Page 90 of Mountain Defender

Then I’ll see Rory at her most unrestrained. Her most vulnerable.

The Rory she only shows to me.

Reaching down, I find her sensitive bud, pink and exposed. Then I start to rub it. Slow first, then fast.

Her hips thrust in an erratic rhythm, instinctively seeking what I’m giving.

I pull back one more time.

Pinch that little bundle of nerves.

Thrust home. Deeper this time than any before. Joined to the point where we’re no longer two people, but one.

Rory cries out as she explodes around me, slicking me with another rush of heat. Her body stiffens while her inner muscles keep working, quivering and clutching at me. An expression of sheer ecstasy moves across her face, slackening her features and hazing her gaze.

My own release comes speeding upon me, pulsing in exquisite waves of pleasure as I fill her. Prickles of electricity surge across my skin and my lungs strain for the breaths I’ve forgotten to take.

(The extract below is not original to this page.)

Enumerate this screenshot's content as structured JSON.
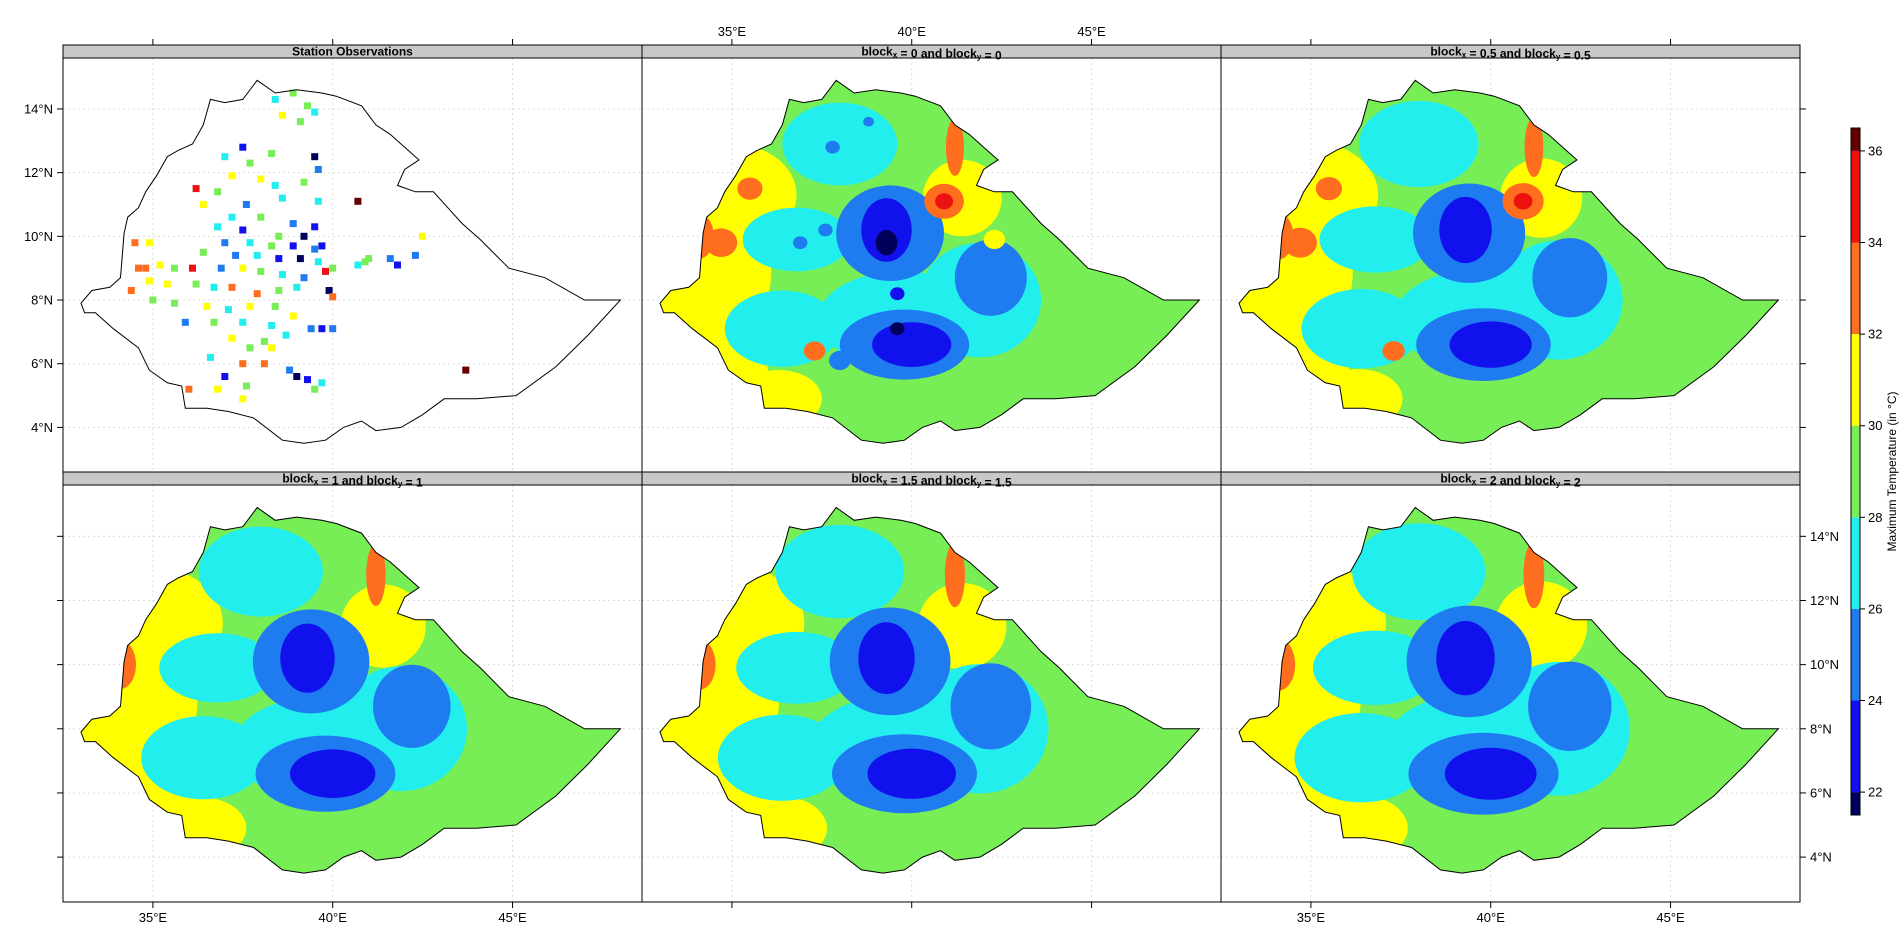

Like a primal warrior claiming his prize, pride washes over me as I pull Rory to me, hugging our still-joined bodies together and feeling my seed seeking her womb.

I never considered that before. Not a wife or the possibility of a family. And while I know it’s not possible now, not with Rory on birth control, when I think of her round with our child, I like it.

I might even want it.

As I hold Rory to my chest, she rests her head on my shoulder, breathing hard. “Gage,” she murmurs, her breath a warm whisper on my skin. “I always think it can’t get better. But somehow it does.”

My heart somersaults. Flips. “I know, baby. Every time with you is magic.”

Her lips press to my neck. “That’s beautiful. I love that.”

And there.

The word I’ve been hesitating to say.

I’ve been holding back, and the truth of it is, I’ve been scared.

Me. Scared to say three little words.

I’ve been through a lot of shit in my life. Seen things I wish I could forget. Suffered a career-ending injury. Struggled through a crushing depression. Hid myself away from the world for years.

But telling Rory I love her might be the scariest thing I’ve ever done. Not because I don’t feel it. But what if…

What if she doesn’t feel the same way?

What if I tell her too soon and it messes things up between us?

What if I screw up the best thing I’ve ever had?

But.

There’s thatlookin her eyes.

Thoughts thick in my head, I lay back onto the mattress, draping Rory across my chest. Tiny aftershocks are still sparking through us, and her heart is beating in the same staccato rhythm as mine.

Rory lifts her head to look at me. Her eyes close for a moment before reopening. She takes a deep breath and lets it out slowly.

Worry creeps over me. “Ror? Is something wrong?”

“No.” Her lips brush across mine. “I’m just… I want to tell you something. But I’m trying to get up the courage to say it.”